The day after Susan's little backyard party for her son found her wandering the landscape of her yard like a zombied hostess collecting all the borrowed tables, chairs & coolers for return to their owners. There was very little trash because the party guests, including the teenagers, cleaned up after themselves, which is what civilized people do.

There was nothing fancy about the party, Susan made most of the food herself and even forgot a central component of the dessert, shortcake for the strawberries, but no one noticed because they were topped with cream whipped five minutes prior to serving. There were a few other failures, such as her panforte and inability to keep the food hot, but this did not deter her guests from eating everything except some grilled pineapple slices. 

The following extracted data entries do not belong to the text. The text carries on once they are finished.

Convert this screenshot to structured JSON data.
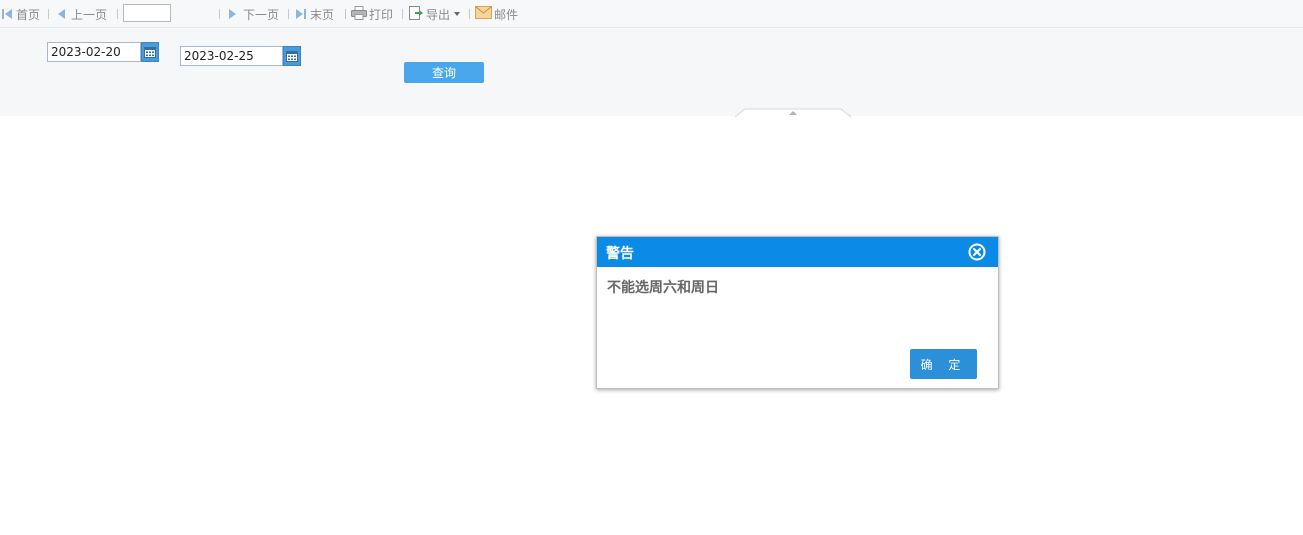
{
  "toolbar": {
    "first_label": "首页",
    "prev_label": "上一页",
    "page_value": "",
    "next_label": "下一页",
    "last_label": "末页",
    "print_label": "打印",
    "export_label": "导出",
    "mail_label": "邮件"
  },
  "params": {
    "start_date": "2023-02-20",
    "end_date": "2023-02-25",
    "query_label": "查询"
  },
  "dialog": {
    "title": "警告",
    "message": "不能选周六和周日",
    "ok_label": "确 定"
  },
  "colors": {
    "accent": "#0b8be5",
    "button": "#4aa7ec",
    "nav_icon": "#8eb6dc"
  }
}
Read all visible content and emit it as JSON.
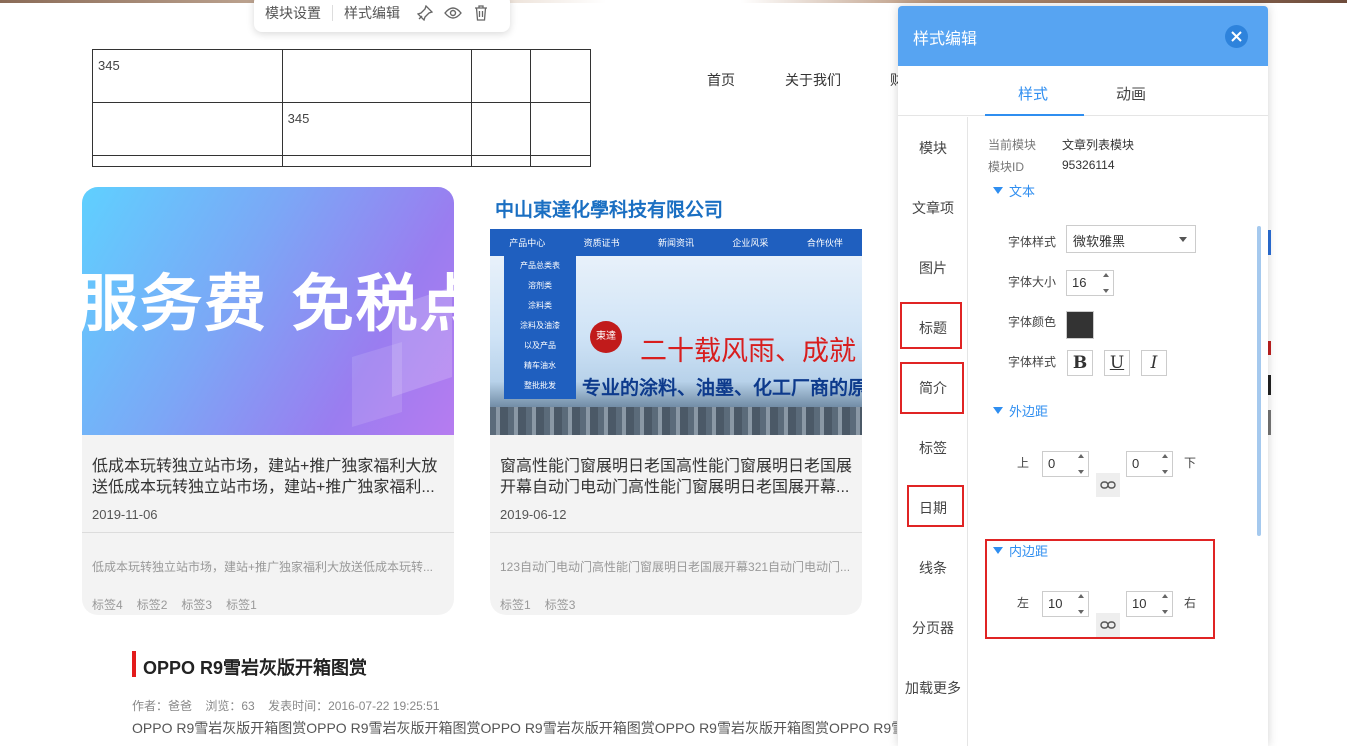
{
  "toolbar": {
    "module_settings": "模块设置",
    "style_edit": "样式编辑",
    "icons": [
      "pin-icon",
      "eye-icon",
      "trash-icon"
    ]
  },
  "table": {
    "rows": [
      [
        "345",
        "",
        "",
        ""
      ],
      [
        "",
        "345",
        "",
        ""
      ],
      [
        "",
        "",
        "",
        ""
      ]
    ]
  },
  "nav": {
    "items": [
      "首页",
      "关于我们",
      "财"
    ]
  },
  "cards": [
    {
      "image_text": "服务费 免税点",
      "title": "低成本玩转独立站市场，建站+推广独家福利大放送低成本玩转独立站市场，建站+推广独家福利...",
      "date": "2019-11-06",
      "summary": "低成本玩转独立站市场，建站+推广独家福利大放送低成本玩转...",
      "tags": [
        "标签4",
        "标签2",
        "标签3",
        "标签1"
      ]
    },
    {
      "company": "中山東達化學科技有限公司",
      "image_nav": [
        "产品中心",
        "资质证书",
        "新闻资讯",
        "企业风采",
        "合作伙伴"
      ],
      "image_dropdown": [
        "产品总类表",
        "溶剂类",
        "涂料类",
        "涂料及油漆",
        "以及产品",
        "精车油水",
        "整批批发"
      ],
      "image_logo": "東達",
      "image_slogan": "二十载风雨、成就",
      "image_sub": "专业的涂料、油墨、化工厂商的原",
      "title": "窗高性能门窗展明日老国高性能门窗展明日老国展开幕自动门电动门高性能门窗展明日老国展开幕...",
      "date": "2019-06-12",
      "summary": "123自动门电动门高性能门窗展明日老国展开幕321自动门电动门...",
      "tags": [
        "标签1",
        "标签3"
      ]
    }
  ],
  "article": {
    "title": "OPPO R9雪岩灰版开箱图赏",
    "author": "作者：爸爸",
    "views": "浏览：63",
    "published": "发表时间：2016-07-22 19:25:51",
    "body": "OPPO R9雪岩灰版开箱图赏OPPO R9雪岩灰版开箱图赏OPPO R9雪岩灰版开箱图赏OPPO R9雪岩灰版开箱图赏OPPO R9雪"
  },
  "panel": {
    "title": "样式编辑",
    "tabs": [
      "样式",
      "动画"
    ],
    "sidebar": [
      "模块",
      "文章项",
      "图片",
      "标题",
      "简介",
      "标签",
      "日期",
      "线条",
      "分页器",
      "加载更多"
    ],
    "current_module_label": "当前模块",
    "current_module_value": "文章列表模块",
    "module_id_label": "模块ID",
    "module_id_value": "95326114",
    "text_section": {
      "title": "文本",
      "font_family_label": "字体样式",
      "font_family_value": "微软雅黑",
      "font_size_label": "字体大小",
      "font_size_value": "16",
      "font_color_label": "字体颜色",
      "font_color": "#333333",
      "font_style_label": "字体样式",
      "bold": "B",
      "underline": "U",
      "italic": "I"
    },
    "margin_section": {
      "title": "外边距",
      "top_label": "上",
      "top_value": "0",
      "bottom_value": "0",
      "bottom_label": "下"
    },
    "padding_section": {
      "title": "内边距",
      "left_label": "左",
      "left_value": "10",
      "right_value": "10",
      "right_label": "右"
    }
  },
  "colors": {
    "accent": "#57a4f2",
    "highlight_box": "#e02424",
    "company_blue": "#1a6fc2",
    "article_bar": "#e31b1b"
  }
}
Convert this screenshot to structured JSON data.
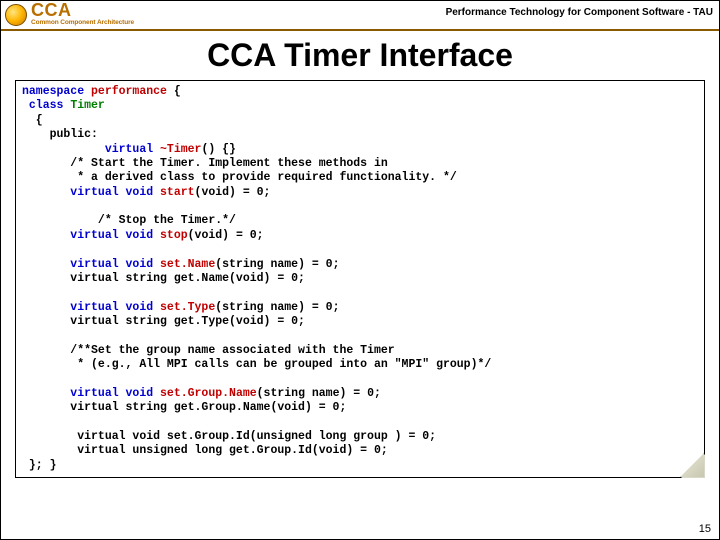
{
  "header": {
    "logo_text": "CCA",
    "logo_sub": "Common Component Architecture",
    "tagline": "Performance Technology for Component Software - TAU"
  },
  "title": "CCA Timer Interface",
  "code": {
    "l1_a": "namespace",
    "l1_b": " performance",
    "l1_c": " {",
    "l2_a": " class",
    "l2_b": " Timer",
    "l3": "  {",
    "l4": "    public:",
    "l5_a": "            virtual",
    "l5_b": " ~Timer",
    "l5_c": "() {}",
    "l6": "       /* Start the Timer. Implement these methods in",
    "l7": "        * a derived class to provide required functionality. */",
    "l8_a": "       virtual void",
    "l8_b": " start",
    "l8_c": "(void) = 0;",
    "blk1": "",
    "l9": "           /* Stop the Timer.*/",
    "l10_a": "       virtual void",
    "l10_b": " stop",
    "l10_c": "(void) = 0;",
    "blk2": "",
    "l11_a": "       virtual void",
    "l11_b": " set.Name",
    "l11_c": "(string name) = 0;",
    "l12": "       virtual string get.Name(void) = 0;",
    "blk3": "",
    "l13_a": "       virtual void",
    "l13_b": " set.Type",
    "l13_c": "(string name) = 0;",
    "l14": "       virtual string get.Type(void) = 0;",
    "blk4": "",
    "l15": "       /**Set the group name associated with the Timer",
    "l16": "        * (e.g., All MPI calls can be grouped into an \"MPI\" group)*/",
    "blk5": "",
    "l17_a": "       virtual void",
    "l17_b": " set.Group.Name",
    "l17_c": "(string name) = 0;",
    "l18": "       virtual string get.Group.Name(void) = 0;",
    "blk6": "",
    "l19": "        virtual void set.Group.Id(unsigned long group ) = 0;",
    "l20": "        virtual unsigned long get.Group.Id(void) = 0;",
    "l21": " }; }"
  },
  "page_number": "15"
}
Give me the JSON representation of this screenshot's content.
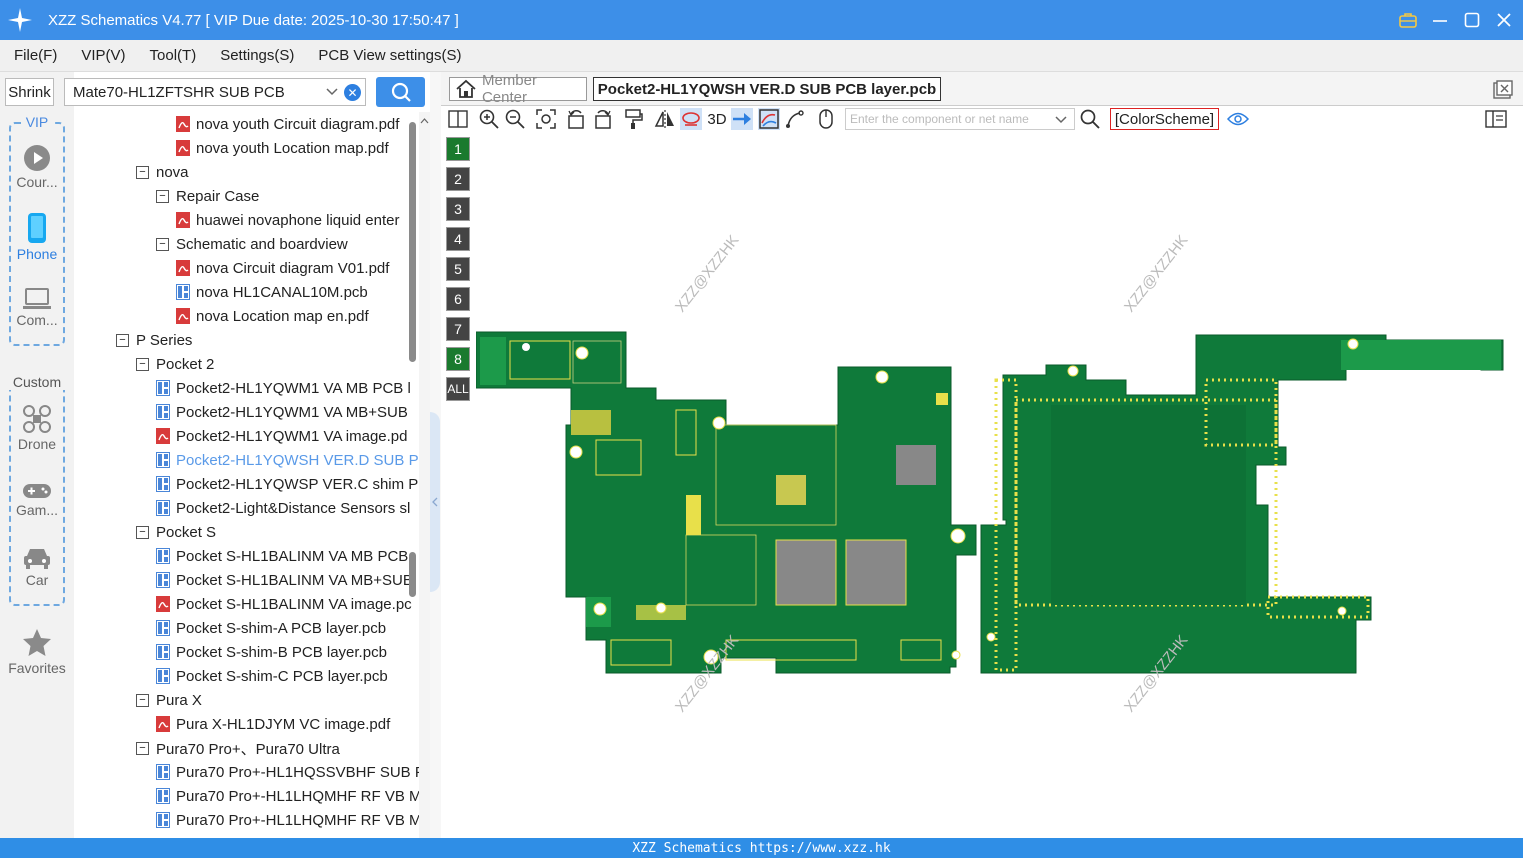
{
  "window": {
    "title": "XZZ Schematics V4.77 [ VIP Due date: 2025-10-30 17:50:47 ]"
  },
  "menu": [
    "File(F)",
    "VIP(V)",
    "Tool(T)",
    "Settings(S)",
    "PCB View settings(S)"
  ],
  "sidebar": {
    "shrink_label": "Shrink",
    "vip_label": "VIP",
    "custom_label": "Custom",
    "items": [
      {
        "label": "Cour...",
        "icon": "play-icon"
      },
      {
        "label": "Phone",
        "icon": "phone-icon"
      },
      {
        "label": "Com...",
        "icon": "laptop-icon"
      },
      {
        "label": "Drone",
        "icon": "drone-icon"
      },
      {
        "label": "Gam...",
        "icon": "gamepad-icon"
      },
      {
        "label": "Car",
        "icon": "car-icon"
      },
      {
        "label": "Favorites",
        "icon": "star-icon"
      }
    ]
  },
  "search": {
    "value": "Mate70-HL1ZFTSHR SUB PCB"
  },
  "tree": [
    {
      "label": "nova youth Circuit diagram.pdf",
      "type": "pdf",
      "level": 3
    },
    {
      "label": "nova youth Location map.pdf",
      "type": "pdf",
      "level": 3
    },
    {
      "label": "nova",
      "type": "folder",
      "level": 1
    },
    {
      "label": "Repair Case",
      "type": "folder",
      "level": 2
    },
    {
      "label": "huawei novaphone liquid enter",
      "type": "pdf",
      "level": 3
    },
    {
      "label": "Schematic and boardview",
      "type": "folder",
      "level": 2
    },
    {
      "label": "nova Circuit diagram V01.pdf",
      "type": "pdf",
      "level": 3
    },
    {
      "label": "nova HL1CANAL10M.pcb",
      "type": "pcb",
      "level": 3
    },
    {
      "label": "nova Location map en.pdf",
      "type": "pdf",
      "level": 3
    },
    {
      "label": "P Series",
      "type": "folder",
      "level": 0
    },
    {
      "label": "Pocket 2",
      "type": "folder",
      "level": 1
    },
    {
      "label": "Pocket2-HL1YQWM1 VA MB PCB l",
      "type": "pcb",
      "level": 2
    },
    {
      "label": "Pocket2-HL1YQWM1 VA MB+SUB",
      "type": "pcb",
      "level": 2
    },
    {
      "label": "Pocket2-HL1YQWM1 VA image.pd",
      "type": "pdf",
      "level": 2
    },
    {
      "label": "Pocket2-HL1YQWSH VER.D SUB P(",
      "type": "pcb",
      "level": 2,
      "selected": true
    },
    {
      "label": "Pocket2-HL1YQWSP VER.C shim P(",
      "type": "pcb",
      "level": 2
    },
    {
      "label": "Pocket2-Light&Distance Sensors sl",
      "type": "pcb",
      "level": 2
    },
    {
      "label": "Pocket S",
      "type": "folder",
      "level": 1
    },
    {
      "label": "Pocket S-HL1BALINM VA MB PCB",
      "type": "pcb",
      "level": 2
    },
    {
      "label": "Pocket S-HL1BALINM VA MB+SUB",
      "type": "pcb",
      "level": 2
    },
    {
      "label": "Pocket S-HL1BALINM VA image.pc",
      "type": "pdf",
      "level": 2
    },
    {
      "label": "Pocket S-shim-A PCB layer.pcb",
      "type": "pcb",
      "level": 2
    },
    {
      "label": "Pocket S-shim-B PCB layer.pcb",
      "type": "pcb",
      "level": 2
    },
    {
      "label": "Pocket S-shim-C PCB layer.pcb",
      "type": "pcb",
      "level": 2
    },
    {
      "label": "Pura X",
      "type": "folder",
      "level": 1
    },
    {
      "label": "Pura X-HL1DJYM VC image.pdf",
      "type": "pdf",
      "level": 2
    },
    {
      "label": "Pura70 Pro+、Pura70 Ultra",
      "type": "folder",
      "level": 1
    },
    {
      "label": "Pura70 Pro+-HL1HQSSVBHF SUB F",
      "type": "pcb",
      "level": 2
    },
    {
      "label": "Pura70 Pro+-HL1LHQMHF RF VB M",
      "type": "pcb",
      "level": 2
    },
    {
      "label": "Pura70 Pro+-HL1LHQMHF RF VB M",
      "type": "pcb",
      "level": 2
    }
  ],
  "tabs": {
    "member_center": "Member Center",
    "document": "Pocket2-HL1YQWSH VER.D SUB PCB layer.pcb"
  },
  "toolbar": {
    "three_d": "3D",
    "component_placeholder": "Enter the component or net name",
    "color_scheme": "[ColorScheme]"
  },
  "layers": [
    "1",
    "2",
    "3",
    "4",
    "5",
    "6",
    "7",
    "8",
    "ALL"
  ],
  "watermark": "XZZ@XZZHK",
  "status": "XZZ Schematics https://www.xzz.hk",
  "colors": {
    "accent": "#3d8fe8",
    "pcb_green": "#0f7a3a",
    "pcb_pad": "#e8e04a",
    "selected_text": "#5a9ae8"
  }
}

Susan maintained a relaxed posture with her guests all afternoon which was directly proportionate to the amount of yelling at her family she had done that morning.

Special thanks go out to Susan's next door neighbor KB, who made a wonderful spinach & strawberry salad including a dressing which had to be prepared twenty four hours in advance. 

And to Cousin Greg for crawling underneath Susan's kitchen sink to tighten her faucet after asking 'What's with this faucet?'. He also bestowed an awesome gift of tequila in a bottle so large it could not fit in Susan's bar.

Teenage guest, Mike showed up after dark with a box of Entenmann's chocolate donuts resulting in eight grown-ups licking chocolate from their fingers in record time.

           *               *               *               *

Susan spent her Party Recovery Sunday moving very slowly, doing very little, staying within collapsing distance of the couch.

1 comment:

Cupcake Murphy said...

Entertaining is for f*cking heavyweights.